Fikile Mbalula, secretario general del Congreso Nacional Africano, el partido de liberación que ha gobernado Sudáfrica desde 1994, publicó tweets brillantes el sábado por la noche aplaudiendo la victoria del Sr. Mnangagwa, a pesar de que Sudáfrica tiene más que perder ante los desafíos de Zimbabwe.

Mientras Zimbabwe se enfrenta a una inflación astronómica, una grave falta de empleo y un gobierno represivo, cientos de miles (y potencialmente millones) de sus ciudadanos han huido a la vecina Sudáfrica a lo largo de los años. El gran éxodo ha alimentado un profundo sentimiento antiinmigrante en Sudáfrica, que enfrenta su propia crisis social y económica.

Nelson Chamisa, que terminó segundo detrás de Mnangagwa, con el 44 por ciento de los votos, rechazó los resultados durante una conferencia de prensa el domingo. Chamisa, líder de la Coalición Ciudadana por el Cambio, afirmó que el recuento de votos publicado por la comisión electoral era falso y que su partido tenía actas registradas en los colegios electorales que demostraban que realmente había ganado.

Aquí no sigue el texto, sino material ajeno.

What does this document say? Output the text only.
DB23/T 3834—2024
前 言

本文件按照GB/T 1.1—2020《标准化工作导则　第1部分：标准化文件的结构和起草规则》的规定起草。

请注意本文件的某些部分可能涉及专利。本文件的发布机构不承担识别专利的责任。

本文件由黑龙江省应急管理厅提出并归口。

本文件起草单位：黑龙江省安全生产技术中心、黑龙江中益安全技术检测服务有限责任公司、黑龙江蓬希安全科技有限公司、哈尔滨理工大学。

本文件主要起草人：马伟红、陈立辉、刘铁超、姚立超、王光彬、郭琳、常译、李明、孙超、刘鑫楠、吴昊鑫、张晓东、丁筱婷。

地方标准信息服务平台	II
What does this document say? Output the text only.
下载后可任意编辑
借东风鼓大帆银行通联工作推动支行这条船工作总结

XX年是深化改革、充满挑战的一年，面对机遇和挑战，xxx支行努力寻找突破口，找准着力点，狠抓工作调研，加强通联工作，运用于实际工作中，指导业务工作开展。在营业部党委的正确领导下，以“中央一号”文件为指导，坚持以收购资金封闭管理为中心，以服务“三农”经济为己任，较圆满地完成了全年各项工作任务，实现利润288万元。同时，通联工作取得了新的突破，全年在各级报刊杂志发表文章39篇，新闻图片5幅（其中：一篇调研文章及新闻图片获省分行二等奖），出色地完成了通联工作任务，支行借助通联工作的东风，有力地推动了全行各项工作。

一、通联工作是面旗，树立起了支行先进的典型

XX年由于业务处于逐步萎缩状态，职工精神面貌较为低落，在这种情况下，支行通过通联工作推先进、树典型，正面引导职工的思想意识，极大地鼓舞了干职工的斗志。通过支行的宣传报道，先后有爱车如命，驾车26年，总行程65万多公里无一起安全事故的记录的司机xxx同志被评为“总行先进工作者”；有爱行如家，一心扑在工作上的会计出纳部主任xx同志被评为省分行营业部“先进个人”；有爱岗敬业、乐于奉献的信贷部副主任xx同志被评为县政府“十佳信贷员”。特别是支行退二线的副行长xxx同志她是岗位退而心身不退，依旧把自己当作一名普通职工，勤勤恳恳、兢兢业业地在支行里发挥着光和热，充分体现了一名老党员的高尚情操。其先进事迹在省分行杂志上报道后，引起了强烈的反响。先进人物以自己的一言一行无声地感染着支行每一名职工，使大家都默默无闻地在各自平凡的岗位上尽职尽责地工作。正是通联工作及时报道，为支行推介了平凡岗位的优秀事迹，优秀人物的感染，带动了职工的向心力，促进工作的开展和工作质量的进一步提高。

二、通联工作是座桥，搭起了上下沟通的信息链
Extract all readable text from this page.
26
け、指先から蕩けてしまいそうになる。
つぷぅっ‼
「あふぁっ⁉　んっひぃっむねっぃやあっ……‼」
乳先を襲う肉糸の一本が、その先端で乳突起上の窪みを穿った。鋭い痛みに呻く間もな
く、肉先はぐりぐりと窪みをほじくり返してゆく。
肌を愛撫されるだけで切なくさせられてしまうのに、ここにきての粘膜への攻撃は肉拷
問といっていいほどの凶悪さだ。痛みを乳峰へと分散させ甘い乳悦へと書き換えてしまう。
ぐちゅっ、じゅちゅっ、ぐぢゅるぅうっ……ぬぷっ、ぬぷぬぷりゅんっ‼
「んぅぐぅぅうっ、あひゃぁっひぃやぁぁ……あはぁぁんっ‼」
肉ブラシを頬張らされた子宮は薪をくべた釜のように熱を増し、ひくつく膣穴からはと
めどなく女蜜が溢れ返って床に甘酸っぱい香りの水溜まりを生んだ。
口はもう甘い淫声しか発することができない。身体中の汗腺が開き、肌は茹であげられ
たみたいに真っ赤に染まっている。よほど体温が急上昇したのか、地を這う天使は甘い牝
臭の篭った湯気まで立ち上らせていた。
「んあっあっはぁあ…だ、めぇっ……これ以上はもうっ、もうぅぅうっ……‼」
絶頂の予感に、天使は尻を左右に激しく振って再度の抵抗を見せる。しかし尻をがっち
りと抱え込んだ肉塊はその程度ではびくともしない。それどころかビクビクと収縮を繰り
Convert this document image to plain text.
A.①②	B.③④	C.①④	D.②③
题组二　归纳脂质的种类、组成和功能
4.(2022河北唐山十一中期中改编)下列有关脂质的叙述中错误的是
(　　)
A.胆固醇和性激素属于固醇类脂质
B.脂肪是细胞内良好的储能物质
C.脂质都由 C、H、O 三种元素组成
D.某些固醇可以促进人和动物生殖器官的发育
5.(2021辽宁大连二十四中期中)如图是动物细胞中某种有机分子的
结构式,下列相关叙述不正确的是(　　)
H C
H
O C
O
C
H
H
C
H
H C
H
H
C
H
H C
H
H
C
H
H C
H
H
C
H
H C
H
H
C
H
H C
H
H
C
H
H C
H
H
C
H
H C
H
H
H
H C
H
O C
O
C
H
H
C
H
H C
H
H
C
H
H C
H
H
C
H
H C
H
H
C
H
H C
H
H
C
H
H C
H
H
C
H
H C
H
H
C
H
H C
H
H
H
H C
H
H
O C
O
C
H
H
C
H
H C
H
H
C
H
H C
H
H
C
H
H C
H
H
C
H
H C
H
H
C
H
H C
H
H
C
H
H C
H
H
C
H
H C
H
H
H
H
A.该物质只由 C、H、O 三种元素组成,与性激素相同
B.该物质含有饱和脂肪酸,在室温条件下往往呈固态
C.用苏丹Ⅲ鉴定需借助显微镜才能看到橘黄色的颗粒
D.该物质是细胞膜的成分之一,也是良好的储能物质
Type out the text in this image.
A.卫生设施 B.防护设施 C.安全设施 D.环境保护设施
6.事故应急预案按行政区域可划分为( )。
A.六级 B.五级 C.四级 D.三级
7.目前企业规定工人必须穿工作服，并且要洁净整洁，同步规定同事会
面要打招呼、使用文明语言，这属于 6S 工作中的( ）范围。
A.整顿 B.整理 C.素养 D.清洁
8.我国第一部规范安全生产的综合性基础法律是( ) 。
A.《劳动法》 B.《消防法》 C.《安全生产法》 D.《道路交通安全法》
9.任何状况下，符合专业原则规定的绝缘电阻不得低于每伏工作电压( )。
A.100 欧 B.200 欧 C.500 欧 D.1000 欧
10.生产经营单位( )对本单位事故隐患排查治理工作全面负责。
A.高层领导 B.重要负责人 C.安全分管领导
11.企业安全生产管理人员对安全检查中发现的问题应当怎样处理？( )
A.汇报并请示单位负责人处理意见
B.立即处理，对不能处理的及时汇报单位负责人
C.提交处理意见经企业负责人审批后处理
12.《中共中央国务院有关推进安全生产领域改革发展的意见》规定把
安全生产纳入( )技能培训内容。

Hablando desde una residencia privada fuertemente vigilada en Harare, la capital, después de que varios hoteles se negaron a permitirle usar sus propiedades por motivos de seguridad, Chamisa dijo que tomaría medidas para asegurarse de que se conocieran los resultados correctos. Pero no especificó si eso significaba acudir a los tribunales o protestar en las calles.

“Es importante que quien se siente en el trono de este país esté alineado con la legitimidad”, afirmó.

Sigue siendo cuestionable si la dura evaluación de las elecciones de Zimbabwe por parte de la SADC conducirá a cambios en el país.

Los países africanos podrían imponer sanciones económicas o administrativas –como restricciones de visas– a Zimbabwe si no introduce reformas para mejorar su economía y su transparencia. Pero los expertos dicen que eso es muy improbable. Los líderes africanos prefieren conversaciones uno a uno para resolver sus problemas, pero incluso entonces, no tienen un historial de responsabilizarse unos a otros, dijeron los analistas.

John Eligon informado desde Johannesburgo, y Marima Tendai de Harare, Zimbabue.